As Congress hurries to pass its spending blueprints by Friday, many members of the federal workforce find themselves in the crosshairs of potential budgetary cuts for fiscal year 2016. Proposed spending cuts aimed at altering federal retirement plans, benefits, and salaries will be under consideration. The following is a summary of the top four budget takeaways for federal employees.

Pay, Health Care and Attrition
The $3.8 trillion House GOP budget, released last Tuesday, seeks to balance the federal government's books by cutting $5.5 trillion in spending over the next decade. Such cuts include changes to the federal employee retirement and health care systems, as well as the size of the workforce. This blueprint proposes cuts to both the federal workforce by 10 percent through attrition, and by limiting the employer contribution to the Federal Employees Health Benefit plan (FEHB), which, according to Senate Budget Committee aides, would result in $170 billion in savings over 10 years. Furthermore, while Obama’s budget proposed a 1.3 percent pay raise for federal employees, this budget offers no such promise.
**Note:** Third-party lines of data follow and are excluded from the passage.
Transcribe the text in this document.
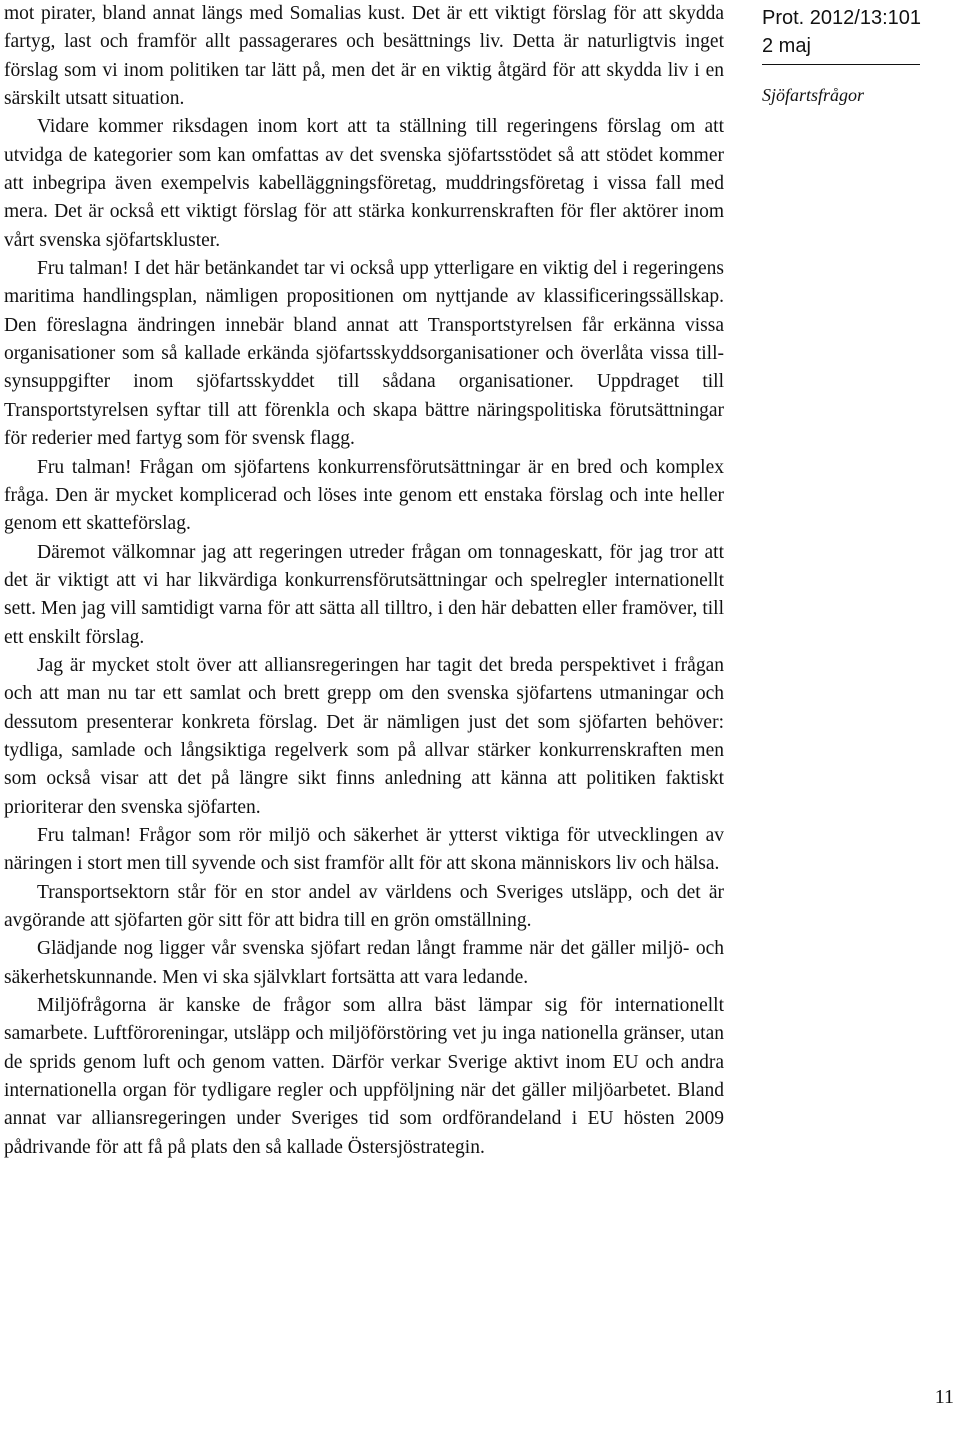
mot pirater, bland annat längs med Somalias kust. Det är ett viktigt förslag för att skydda fartyg, last och framför allt passagerares och besättnings liv. Detta är naturligtvis inget förslag som vi inom politiken tar lätt på, men det är en viktig åtgärd för att skydda liv i en särskilt utsatt situation.

Vidare kommer riksdagen inom kort att ta ställning till regeringens förslag om att utvidga de kategorier som kan omfattas av det svenska sjöfartsstödet så att stödet kommer att inbegripa även exempelvis kabelläggningsföretag, muddringsföretag i vissa fall med mera. Det är också ett viktigt förslag för att stärka konkurrenskraften för fler aktörer inom vårt svenska sjöfartskluster.

Fru talman! I det här betänkandet tar vi också upp ytterligare en viktig del i regeringens maritima handlingsplan, nämligen propositionen om nyttjande av klassificeringssällskap. Den föreslagna ändringen innebär bland annat att Transportstyrelsen får erkänna vissa organisationer som så kallade erkända sjöfartsskyddsorganisationer och överlåta vissa tillsynsuppgifter inom sjöfartsskyddet till sådana organisationer. Uppdraget till Transportstyrelsen syftar till att förenkla och skapa bättre näringspolitiska förutsättningar för rederier med fartyg som för svensk flagg.

Fru talman! Frågan om sjöfartens konkurrensförutsättningar är en bred och komplex fråga. Den är mycket komplicerad och löses inte genom ett enstaka förslag och inte heller genom ett skatteförslag.

Däremot välkomnar jag att regeringen utreder frågan om tonnageskatt, för jag tror att det är viktigt att vi har likvärdiga konkurrensförutsättningar och spelregler internationellt sett. Men jag vill samtidigt varna för att sätta all tilltro, i den här debatten eller framöver, till ett enskilt förslag.

Jag är mycket stolt över att alliansregeringen har tagit det breda perspektivet i frågan och att man nu tar ett samlat och brett grepp om den svenska sjöfartens utmaningar och dessutom presenterar konkreta förslag. Det är nämligen just det som sjöfarten behöver: tydliga, samlade och långsiktiga regelverk som på allvar stärker konkurrenskraften men som också visar att det på längre sikt finns anledning att känna att politiken faktiskt prioriterar den svenska sjöfarten.

Fru talman! Frågor som rör miljö och säkerhet är ytterst viktiga för utvecklingen av näringen i stort men till syvende och sist framför allt för att skona människors liv och hälsa.

Transportsektorn står för en stor andel av världens och Sveriges utsläpp, och det är avgörande att sjöfarten gör sitt för att bidra till en grön omställning.

Glädjande nog ligger vår svenska sjöfart redan långt framme när det gäller miljö- och säkerhetskunnande. Men vi ska självklart fortsätta att vara ledande.

Miljöfrågorna är kanske de frågor som allra bäst lämpar sig för internationellt samarbete. Luftföroreningar, utsläpp och miljöförstöring vet ju inga nationella gränser, utan de sprids genom luft och genom vatten. Därför verkar Sverige aktivt inom EU och andra internationella organ för tydligare regler och uppföljning när det gäller miljöarbetet. Bland annat var alliansregeringen under Sveriges tid som ordförandeland i EU hösten 2009 pådrivande för att få på plats den så kallade Östersjöstrategin.

Prot. 2012/13:101
2 maj
Sjöfartsfrågor
11
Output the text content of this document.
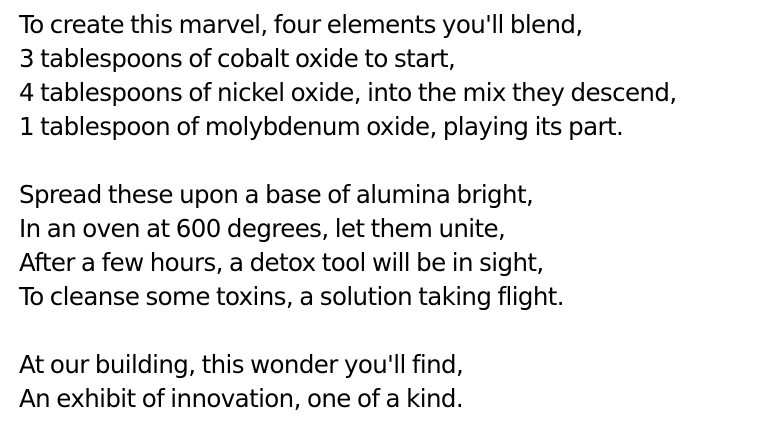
To create this marvel, four elements you'll blend,
3 tablespoons of cobalt oxide to start,
4 tablespoons of nickel oxide, into the mix they descend,
1 tablespoon of molybdenum oxide, playing its part.
Spread these upon a base of alumina bright,
In an oven at 600 degrees, let them unite,
After a few hours, a detox tool will be in sight,
To cleanse some toxins, a solution taking flight.
At our building, this wonder you'll find,
An exhibit of innovation, one of a kind.
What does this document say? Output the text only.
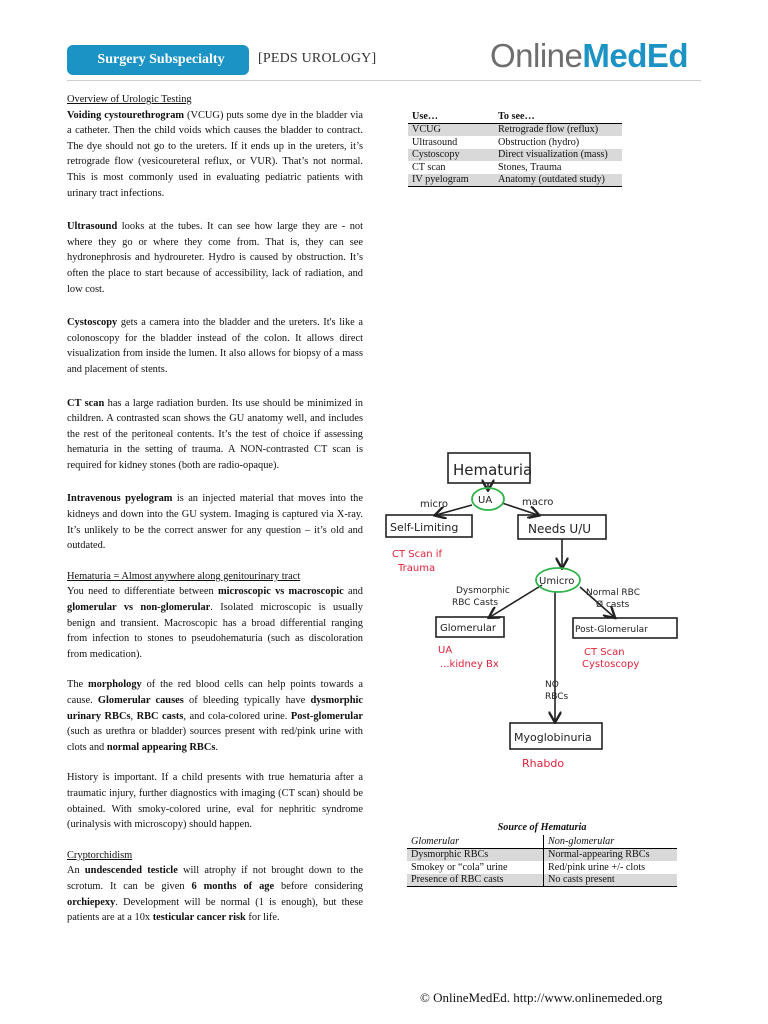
Surgery Subspecialty	[PEDS UROLOGY]	OnlineMedEd

Overview of Urologic Testing

Voiding cystourethrogram (VCUG) puts some dye in the bladder via a catheter. Then the child voids which causes the bladder to contract. The dye should not go to the ureters. If it ends up in the ureters, it’s retrograde flow (vesicoureteral reflux, or VUR). That’s not normal. This is most commonly used in evaluating pediatric patients with urinary tract infections.

Ultrasound looks at the tubes. It can see how large they are - not where they go or where they come from. That is, they can see hydronephrosis and hydroureter. Hydro is caused by obstruction. It’s often the place to start because of accessibility, lack of radiation, and low cost.

Cystoscopy gets a camera into the bladder and the ureters. It's like a colonoscopy for the bladder instead of the colon. It allows direct visualization from inside the lumen. It also allows for biopsy of a mass and placement of stents.

CT scan has a large radiation burden. Its use should be minimized in children. A contrasted scan shows the GU anatomy well, and includes the rest of the peritoneal contents. It’s the test of choice if assessing hematuria in the setting of trauma. A NON-contrasted CT scan is required for kidney stones (both are radio-opaque).

Intravenous pyelogram is an injected material that moves into the kidneys and down into the GU system. Imaging is captured via X-ray. It’s unlikely to be the correct answer for any question – it’s old and outdated.

Hematuria = Almost anywhere along genitourinary tract

You need to differentiate between microscopic vs macroscopic and glomerular vs non-glomerular. Isolated microscopic is usually benign and transient. Macroscopic has a broad differential ranging from infection to stones to pseudohematuria (such as discoloration from medication).

The morphology of the red blood cells can help points towards a cause. Glomerular causes of bleeding typically have dysmorphic urinary RBCs, RBC casts, and cola-colored urine. Post-glomerular (such as urethra or bladder) sources present with red/pink urine with clots and normal appearing RBCs.

History is important. If a child presents with true hematuria after a traumatic injury, further diagnostics with imaging (CT scan) should be obtained. With smoky-colored urine, eval for nephritic syndrome (urinalysis with microscopy) should happen.

Cryptorchidism

An undescended testicle will atrophy if not brought down to the scrotum. It can be given 6 months of age before considering orchiepexy. Development will be normal (1 is enough), but these patients are at a 10x testicular cancer risk for life.

Use…	To see…
VCUG	Retrograde flow (reflux)
Ultrasound	Obstruction (hydro)
Cystoscopy	Direct visualization (mass)
CT scan	Stones, Trauma
IV pyelogram	Anatomy (outdated study)
Hematuria
UA
micro	macro
Self-Limiting	Needs U/U
Umicro
Dysmorphic
RBC Casts
Normal RBC
Ø casts
Glomerular	Post-Glomerular
NO
RBCs
Myoglobinuria
CT Scan if
Trauma
UA
...kidney Bx
CT Scan
Cystoscopy
Rhabdo
Source of Hematuria
Glomerular	Non-glomerular
Dysmorphic RBCs	Normal-appearing RBCs
Smokey or “cola” urine	Red/pink urine +/- clots
Presence of RBC casts	No casts present
© OnlineMedEd. http://www.onlinemeded.org
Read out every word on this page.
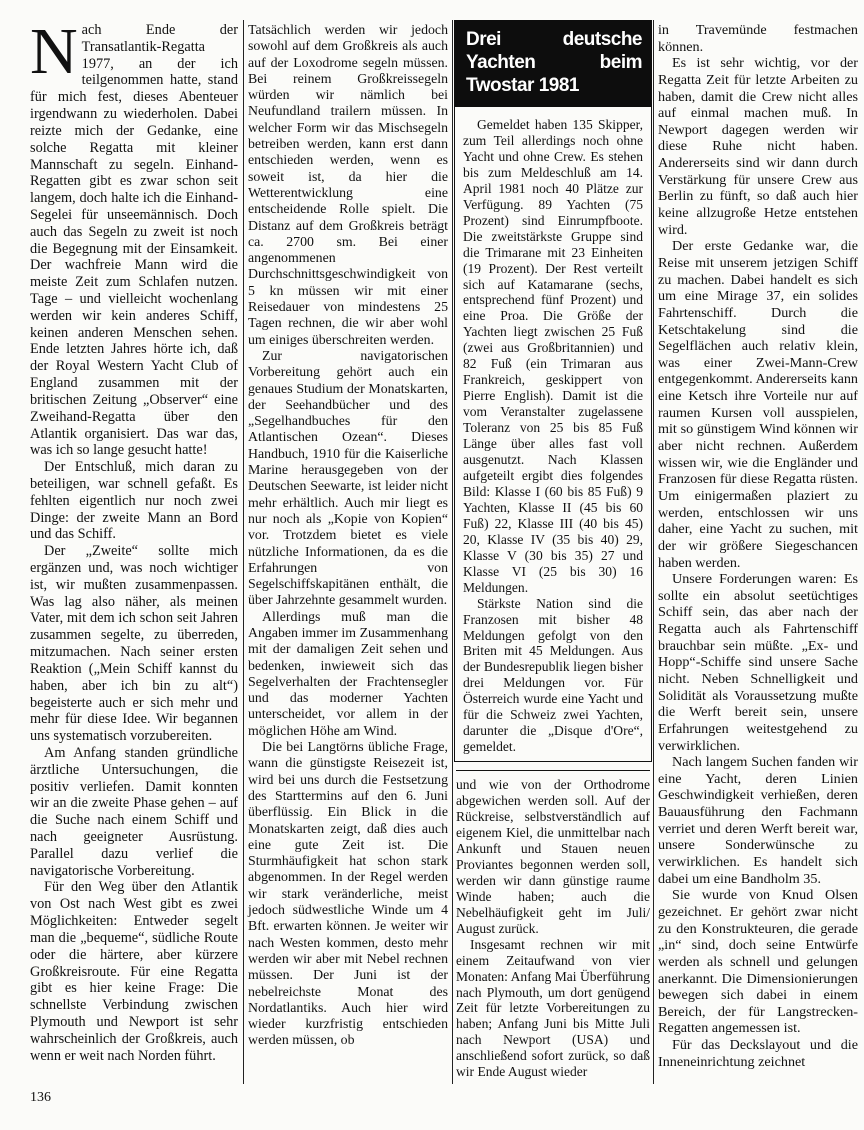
Nach Ende der Transatlantik-Regatta 1977, an der ich teilgenommen hatte, stand für mich fest, dieses Abenteuer irgendwann zu wiederholen. Dabei reizte mich der Gedanke, eine solche Regatta mit kleiner Mannschaft zu segeln. Einhand-Regatten gibt es zwar schon seit langem, doch halte ich die Einhand-Segelei für unseemännisch. Doch auch das Segeln zu zweit ist noch die Begegnung mit der Einsamkeit. Der wachfreie Mann wird die meiste Zeit zum Schlafen nutzen. Tage – und vielleicht wochenlang werden wir kein anderes Schiff, keinen anderen Menschen sehen. Ende letzten Jahres hörte ich, daß der Royal Western Yacht Club of England zusammen mit der britischen Zeitung „Observer“ eine Zweihand-Regatta über den Atlantik organisiert. Das war das, was ich so lange gesucht hatte!

Der Entschluß, mich daran zu beteiligen, war schnell gefaßt. Es fehlten eigentlich nur noch zwei Dinge: der zweite Mann an Bord und das Schiff.

Der „Zweite“ sollte mich ergänzen und, was noch wichtiger ist, wir mußten zusammenpassen. Was lag also näher, als meinen Vater, mit dem ich schon seit Jahren zusammen segelte, zu überreden, mitzumachen. Nach seiner ersten Reaktion („Mein Schiff kannst du haben, aber ich bin zu alt“) begeisterte auch er sich mehr und mehr für diese Idee. Wir begannen uns systematisch vorzubereiten.

Am Anfang standen gründliche ärztliche Untersuchungen, die positiv verliefen. Damit konnten wir an die zweite Phase gehen – auf die Suche nach einem Schiff und nach geeigneter Ausrüstung. Parallel dazu verlief die navigatorische Vorbereitung.

Für den Weg über den Atlantik von Ost nach West gibt es zwei Möglichkeiten: Entweder segelt man die „bequeme“, südliche Route oder die härtere, aber kürzere Großkreisroute. Für eine Regatta gibt es hier keine Frage: Die schnellste Verbindung zwischen Plymouth und Newport ist sehr wahrscheinlich der Großkreis, auch wenn er weit nach Norden führt.

Tatsächlich werden wir jedoch sowohl auf dem Großkreis als auch auf der Loxodrome segeln müssen. Bei reinem Großkreissegeln würden wir nämlich bei Neufundland trailern müssen. In welcher Form wir das Mischsegeln betreiben werden, kann erst dann entschieden werden, wenn es soweit ist, da hier die Wetterentwicklung eine entscheidende Rolle spielt. Die Distanz auf dem Großkreis beträgt ca. 2700 sm. Bei einer angenommenen Durchschnittsgeschwindigkeit von 5 kn müssen wir mit einer Reisedauer von mindestens 25 Tagen rechnen, die wir aber wohl um einiges überschreiten werden.

Zur navigatorischen Vorbereitung gehört auch ein genaues Studium der Monatskarten, der Seehandbücher und des „Segelhandbuches für den Atlantischen Ozean“. Dieses Handbuch, 1910 für die Kaiserliche Marine herausgegeben von der Deutschen Seewarte, ist leider nicht mehr erhältlich. Auch mir liegt es nur noch als „Kopie von Kopien“ vor. Trotzdem bietet es viele nützliche Informationen, da es die Erfahrungen von Segelschiffskapitänen enthält, die über Jahrzehnte gesammelt wurden.

Allerdings muß man die Angaben immer im Zusammenhang mit der damaligen Zeit sehen und bedenken, inwieweit sich das Segelverhalten der Frachtensegler und das moderner Yachten unterscheidet, vor allem in der möglichen Höhe am Wind.

Die bei Langtörns übliche Frage, wann die günstigste Reisezeit ist, wird bei uns durch die Festsetzung des Starttermins auf den 6. Juni überflüssig. Ein Blick in die Monatskarten zeigt, daß dies auch eine gute Zeit ist. Die Sturmhäufigkeit hat schon stark abgenommen. In der Regel werden wir stark veränderliche, meist jedoch südwestliche Winde um 4 Bft. erwarten können. Je weiter wir nach Westen kommen, desto mehr werden wir aber mit Nebel rechnen müssen. Der Juni ist der nebelreichste Monat des Nordatlantiks. Auch hier wird wieder kurzfristig entschieden werden müssen, ob

Drei deutsche Yachten beim Twostar 1981

Gemeldet haben 135 Skipper, zum Teil allerdings noch ohne Yacht und ohne Crew. Es stehen bis zum Meldeschluß am 14. April 1981 noch 40 Plätze zur Verfügung. 89 Yachten (75 Prozent) sind Einrumpfboote. Die zweitstärkste Gruppe sind die Trimarane mit 23 Einheiten (19 Prozent). Der Rest verteilt sich auf Katamarane (sechs, entsprechend fünf Prozent) und eine Proa. Die Größe der Yachten liegt zwischen 25 Fuß (zwei aus Großbritannien) und 82 Fuß (ein Trimaran aus Frankreich, geskippert von Pierre English). Damit ist die vom Veranstalter zugelassene Toleranz von 25 bis 85 Fuß Länge über alles fast voll ausgenutzt. Nach Klassen aufgeteilt ergibt dies folgendes Bild: Klasse I (60 bis 85 Fuß) 9 Yachten, Klasse II (45 bis 60 Fuß) 22, Klasse III (40 bis 45) 20, Klasse IV (35 bis 40) 29, Klasse V (30 bis 35) 27 und Klasse VI (25 bis 30) 16 Meldungen.

Stärkste Nation sind die Franzosen mit bisher 48 Meldungen gefolgt von den Briten mit 45 Meldungen. Aus der Bundesrepublik liegen bisher drei Meldungen vor. Für Österreich wurde eine Yacht und für die Schweiz zwei Yachten, darunter die „Disque d'Ore“, gemeldet.

und wie von der Orthodrome abgewichen werden soll. Auf der Rückreise, selbstverständlich auf eigenem Kiel, die unmittelbar nach Ankunft und Stauen neuen Proviantes begonnen werden soll, werden wir dann günstige raume Winde haben; auch die Nebelhäufigkeit geht im Juli/ August zurück.

Insgesamt rechnen wir mit einem Zeitaufwand von vier Monaten: Anfang Mai Überführung nach Plymouth, um dort genügend Zeit für letzte Vorbereitungen zu haben; Anfang Juni bis Mitte Juli nach Newport (USA) und anschließend sofort zurück, so daß wir Ende August wieder

in Travemünde festmachen können.

Es ist sehr wichtig, vor der Regatta Zeit für letzte Arbeiten zu haben, damit die Crew nicht alles auf einmal machen muß. In Newport dagegen werden wir diese Ruhe nicht haben. Andererseits sind wir dann durch Verstärkung für unsere Crew aus Berlin zu fünft, so daß auch hier keine allzugroße Hetze entstehen wird.

Der erste Gedanke war, die Reise mit unserem jetzigen Schiff zu machen. Dabei handelt es sich um eine Mirage 37, ein solides Fahrtenschiff. Durch die Ketschtakelung sind die Segelflächen auch relativ klein, was einer Zwei-Mann-Crew entgegenkommt. Andererseits kann eine Ketsch ihre Vorteile nur auf raumen Kursen voll ausspielen, mit so günstigem Wind können wir aber nicht rechnen. Außerdem wissen wir, wie die Engländer und Franzosen für diese Regatta rüsten. Um einigermaßen plaziert zu werden, entschlossen wir uns daher, eine Yacht zu suchen, mit der wir größere Siegeschancen haben werden.

Unsere Forderungen waren: Es sollte ein absolut seetüchtiges Schiff sein, das aber nach der Regatta auch als Fahrtenschiff brauchbar sein müßte. „Ex- und Hopp“-Schiffe sind unsere Sache nicht. Neben Schnelligkeit und Solidität als Voraussetzung mußte die Werft bereit sein, unsere Erfahrungen weitestgehend zu verwirklichen.

Nach langem Suchen fanden wir eine Yacht, deren Linien Geschwindigkeit verhießen, deren Bauausführung den Fachmann verriet und deren Werft bereit war, unsere Sonderwünsche zu verwirklichen. Es handelt sich dabei um eine Bandholm 35.

Sie wurde von Knud Olsen gezeichnet. Er gehört zwar nicht zu den Konstrukteuren, die gerade „in“ sind, doch seine Entwürfe werden als schnell und gelungen anerkannt. Die Dimensionierungen bewegen sich dabei in einem Bereich, der für Langstrecken-Regatten angemessen ist.

Für das Deckslayout und die Inneneinrichtung zeichnet

136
In contrast, House Democrats released their FY 2016 budget plan yesterday, which leaves the door open for a federal pay raise, and would put measures in place to thwart future efforts to reduce the size of the federal workforce.

TSP G Fund
The budget also looks to the Thrift Savings Plan’s G fund in order to implement deeper spending cuts. In addition to their budget proposal, House Republicans released a 265-page Budget Committee report which suggested basing the G Fund's interest rate on a three-month average, instead of the current four-year average. This change, they estimated, would save up to $32 billion over 10 years.

Kim Weaver, the Federal Retirement Thrift Investment Board’s director of external affairs, which operates the TSP, said this change “would drop the interest to virtually zero, which would make the G Fund worthless to our participants. It wouldn't even begin to keep pace with inflation.”

Federal Pension
Senate Republicans, led by budget committee Chairman Mike Enzi, R-Wyo., called for a hike in employee pension contributions by proposing a 50-50 split in federal employee and agency contributions to defined benefits packages. This new system would require feds to contribute 6.35 percent of their paychecks toward their pensions, up from the current contribution rate of 0.8 percent to 4.4 percent.

"In keeping with a recommendation from the National Commission on Fiscal Responsibility and Reform, this budget calls for Federal employees — including Members of Congress and congressional staff — to make greater contributions toward their own retirement," the legislation text said.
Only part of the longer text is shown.